Die User API für das Mapping von Benutzern einrichten
Threat Defender kann die Benutzernamen und IP-Adressen von Benutzern nachverfolgen, die sich am Netzwerk anmelden.
Threat Defender vorbereiten
Richten Sie Threat Defender für den Empfang der Tracking-Daten ein:
Gehen Sie auf Inventory > User Api Setting.
Geben Sie einen Secret Key ein, mit dem sich die Server am Threat Defender anmelden.
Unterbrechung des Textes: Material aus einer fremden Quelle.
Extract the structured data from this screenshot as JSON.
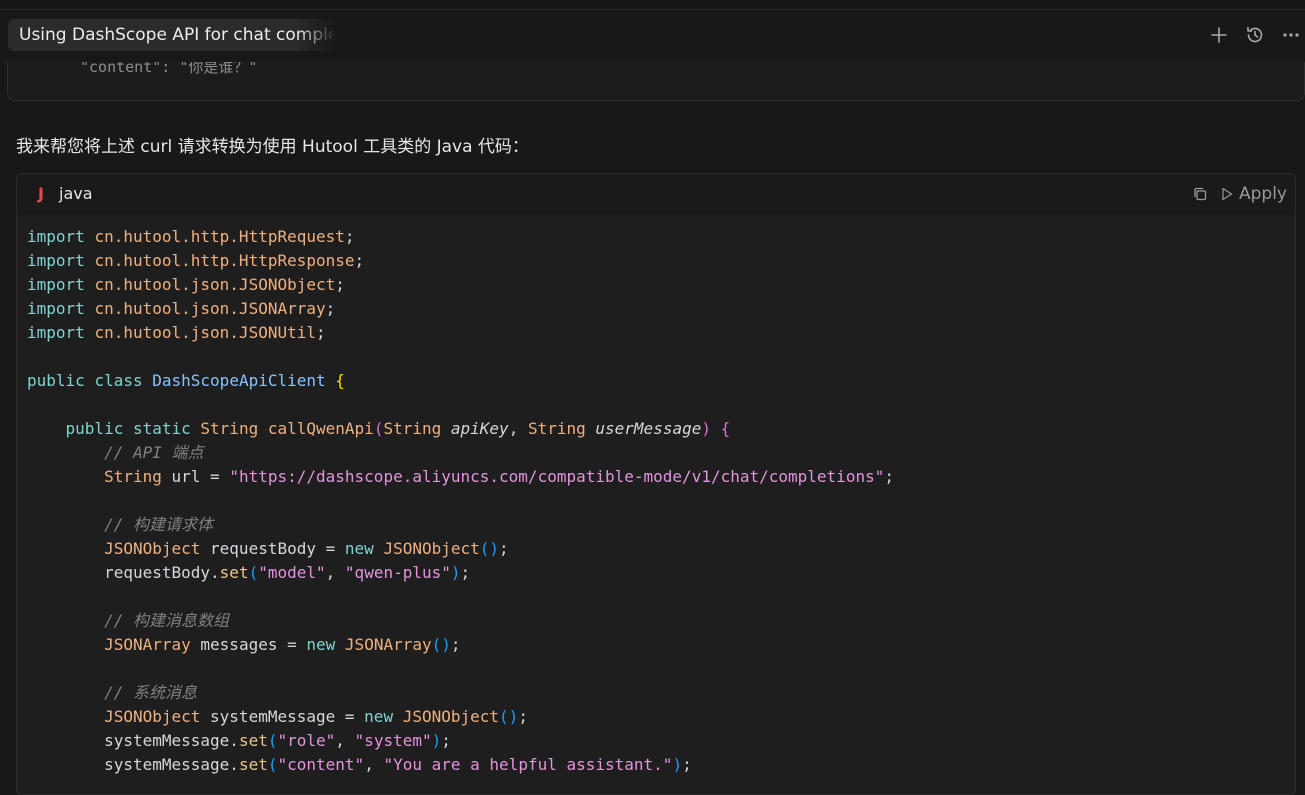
{
  "tab": {
    "title": "Using DashScope API for chat completions"
  },
  "toolbar": {
    "new_icon": "plus-icon",
    "history_icon": "history-icon",
    "more_icon": "more-icon"
  },
  "previous_block": {
    "line": "\"content\": \"你是谁？\""
  },
  "message": {
    "intro": "我来帮您将上述 curl 请求转换为使用 Hutool 工具类的 Java 代码："
  },
  "code_block": {
    "language": "java",
    "language_icon": "java-icon",
    "copy_icon": "copy-icon",
    "apply_label": "Apply",
    "lines": [
      [
        [
          "kw",
          "import"
        ],
        [
          "pun",
          " "
        ],
        [
          "pkg",
          "cn.hutool.http.HttpRequest"
        ],
        [
          "pun",
          ";"
        ]
      ],
      [
        [
          "kw",
          "import"
        ],
        [
          "pun",
          " "
        ],
        [
          "pkg",
          "cn.hutool.http.HttpResponse"
        ],
        [
          "pun",
          ";"
        ]
      ],
      [
        [
          "kw",
          "import"
        ],
        [
          "pun",
          " "
        ],
        [
          "pkg",
          "cn.hutool.json.JSONObject"
        ],
        [
          "pun",
          ";"
        ]
      ],
      [
        [
          "kw",
          "import"
        ],
        [
          "pun",
          " "
        ],
        [
          "pkg",
          "cn.hutool.json.JSONArray"
        ],
        [
          "pun",
          ";"
        ]
      ],
      [
        [
          "kw",
          "import"
        ],
        [
          "pun",
          " "
        ],
        [
          "pkg",
          "cn.hutool.json.JSONUtil"
        ],
        [
          "pun",
          ";"
        ]
      ],
      [],
      [
        [
          "kw",
          "public"
        ],
        [
          "pun",
          " "
        ],
        [
          "kw",
          "class"
        ],
        [
          "pun",
          " "
        ],
        [
          "cls",
          "DashScopeApiClient"
        ],
        [
          "pun",
          " "
        ],
        [
          "br1",
          "{"
        ]
      ],
      [],
      [
        [
          "pun",
          "    "
        ],
        [
          "kw",
          "public"
        ],
        [
          "pun",
          " "
        ],
        [
          "kw",
          "static"
        ],
        [
          "pun",
          " "
        ],
        [
          "typ",
          "String"
        ],
        [
          "pun",
          " "
        ],
        [
          "fn",
          "callQwenApi"
        ],
        [
          "br2",
          "("
        ],
        [
          "typ",
          "String"
        ],
        [
          "pun",
          " "
        ],
        [
          "prm",
          "apiKey"
        ],
        [
          "pun",
          ", "
        ],
        [
          "typ",
          "String"
        ],
        [
          "pun",
          " "
        ],
        [
          "prm",
          "userMessage"
        ],
        [
          "br2",
          ")"
        ],
        [
          "pun",
          " "
        ],
        [
          "br2",
          "{"
        ]
      ],
      [
        [
          "pun",
          "        "
        ],
        [
          "cmt",
          "// API 端点"
        ]
      ],
      [
        [
          "pun",
          "        "
        ],
        [
          "typ",
          "String"
        ],
        [
          "pun",
          " "
        ],
        [
          "var",
          "url"
        ],
        [
          "pun",
          " = "
        ],
        [
          "str",
          "\"https://dashscope.aliyuncs.com/compatible-mode/v1/chat/completions\""
        ],
        [
          "pun",
          ";"
        ]
      ],
      [],
      [
        [
          "pun",
          "        "
        ],
        [
          "cmt",
          "// 构建请求体"
        ]
      ],
      [
        [
          "pun",
          "        "
        ],
        [
          "typ",
          "JSONObject"
        ],
        [
          "pun",
          " "
        ],
        [
          "var",
          "requestBody"
        ],
        [
          "pun",
          " = "
        ],
        [
          "kw",
          "new"
        ],
        [
          "pun",
          " "
        ],
        [
          "typ",
          "JSONObject"
        ],
        [
          "br3",
          "()"
        ],
        [
          "pun",
          ";"
        ]
      ],
      [
        [
          "pun",
          "        "
        ],
        [
          "var",
          "requestBody"
        ],
        [
          "pun",
          "."
        ],
        [
          "mth",
          "set"
        ],
        [
          "br3",
          "("
        ],
        [
          "str",
          "\"model\""
        ],
        [
          "pun",
          ", "
        ],
        [
          "str",
          "\"qwen-plus\""
        ],
        [
          "br3",
          ")"
        ],
        [
          "pun",
          ";"
        ]
      ],
      [],
      [
        [
          "pun",
          "        "
        ],
        [
          "cmt",
          "// 构建消息数组"
        ]
      ],
      [
        [
          "pun",
          "        "
        ],
        [
          "typ",
          "JSONArray"
        ],
        [
          "pun",
          " "
        ],
        [
          "var",
          "messages"
        ],
        [
          "pun",
          " = "
        ],
        [
          "kw",
          "new"
        ],
        [
          "pun",
          " "
        ],
        [
          "typ",
          "JSONArray"
        ],
        [
          "br3",
          "()"
        ],
        [
          "pun",
          ";"
        ]
      ],
      [],
      [
        [
          "pun",
          "        "
        ],
        [
          "cmt",
          "// 系统消息"
        ]
      ],
      [
        [
          "pun",
          "        "
        ],
        [
          "typ",
          "JSONObject"
        ],
        [
          "pun",
          " "
        ],
        [
          "var",
          "systemMessage"
        ],
        [
          "pun",
          " = "
        ],
        [
          "kw",
          "new"
        ],
        [
          "pun",
          " "
        ],
        [
          "typ",
          "JSONObject"
        ],
        [
          "br3",
          "()"
        ],
        [
          "pun",
          ";"
        ]
      ],
      [
        [
          "pun",
          "        "
        ],
        [
          "var",
          "systemMessage"
        ],
        [
          "pun",
          "."
        ],
        [
          "mth",
          "set"
        ],
        [
          "br3",
          "("
        ],
        [
          "str",
          "\"role\""
        ],
        [
          "pun",
          ", "
        ],
        [
          "str",
          "\"system\""
        ],
        [
          "br3",
          ")"
        ],
        [
          "pun",
          ";"
        ]
      ],
      [
        [
          "pun",
          "        "
        ],
        [
          "var",
          "systemMessage"
        ],
        [
          "pun",
          "."
        ],
        [
          "mth",
          "set"
        ],
        [
          "br3",
          "("
        ],
        [
          "str",
          "\"content\""
        ],
        [
          "pun",
          ", "
        ],
        [
          "str",
          "\"You are a helpful assistant.\""
        ],
        [
          "br3",
          ")"
        ],
        [
          "pun",
          ";"
        ]
      ]
    ]
  }
}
Mit SAVE speichern Sie die Einstellungen.
Tipp
Optional können Sie Ausnahmen definieren, die nicht nachverfolgt werden.
Das Netzwerk vorbereiten
Threat Defender kann Benutzer, die sich am Netzwerk anmelden, nicht eigenständig erkennen. Benutzer können entweder manuell über die Benutzeroberfläche von Threat Defender erstellt werden (siehe Users) oder die Daten können von den Netzwerkgeräten oder -Servern übermittelt werden. Wir empfehlen die Server entsprechend einzurichten, da dies am effizientesten ist.
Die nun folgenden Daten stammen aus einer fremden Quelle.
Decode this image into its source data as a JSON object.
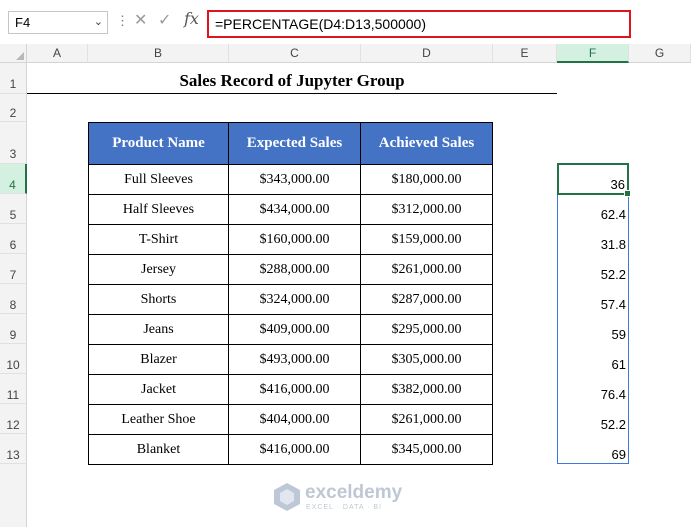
{
  "formula_bar": {
    "name_box": "F4",
    "formula": "=PERCENTAGE(D4:D13,500000)"
  },
  "columns": [
    "A",
    "B",
    "C",
    "D",
    "E",
    "F",
    "G"
  ],
  "rows": [
    "1",
    "2",
    "3",
    "4",
    "5",
    "6",
    "7",
    "8",
    "9",
    "10",
    "11",
    "12",
    "13"
  ],
  "title": "Sales Record of Jupyter Group",
  "table": {
    "headers": [
      "Product Name",
      "Expected Sales",
      "Achieved Sales"
    ],
    "rows": [
      [
        "Full Sleeves",
        "$343,000.00",
        "$180,000.00"
      ],
      [
        "Half Sleeves",
        "$434,000.00",
        "$312,000.00"
      ],
      [
        "T-Shirt",
        "$160,000.00",
        "$159,000.00"
      ],
      [
        "Jersey",
        "$288,000.00",
        "$261,000.00"
      ],
      [
        "Shorts",
        "$324,000.00",
        "$287,000.00"
      ],
      [
        "Jeans",
        "$409,000.00",
        "$295,000.00"
      ],
      [
        "Blazer",
        "$493,000.00",
        "$305,000.00"
      ],
      [
        "Jacket",
        "$416,000.00",
        "$382,000.00"
      ],
      [
        "Leather Shoe",
        "$404,000.00",
        "$261,000.00"
      ],
      [
        "Blanket",
        "$416,000.00",
        "$345,000.00"
      ]
    ]
  },
  "results": [
    "36",
    "62.4",
    "31.8",
    "52.2",
    "57.4",
    "59",
    "61",
    "76.4",
    "52.2",
    "69"
  ],
  "watermark": {
    "name": "exceldemy",
    "tagline": "EXCEL · DATA · BI"
  }
}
Hierzu kontaktieren die Server Threat Defender mit dem festgelegten Secret Key und übertragen die IP-Adressen und Benutzernamen der Benutzer, die sich am Netzwerk anmelden. Dies kann zum Beispiel über curl eingerichtet werden:
curl -skL "https://$TARGET/userapi/registration?action=login&clientIP=${IP}&username=${USER}&secretKey=password"
Wobei die Variable $TARGET
der DNS-Name oder die IP-Adresse von Threat Defender ist.
Ergebnis
Threat Defender zeigt die von Benutzern ausgelösten Login- und Logout-Ereignisse in den User Api Logs und im Reporting an.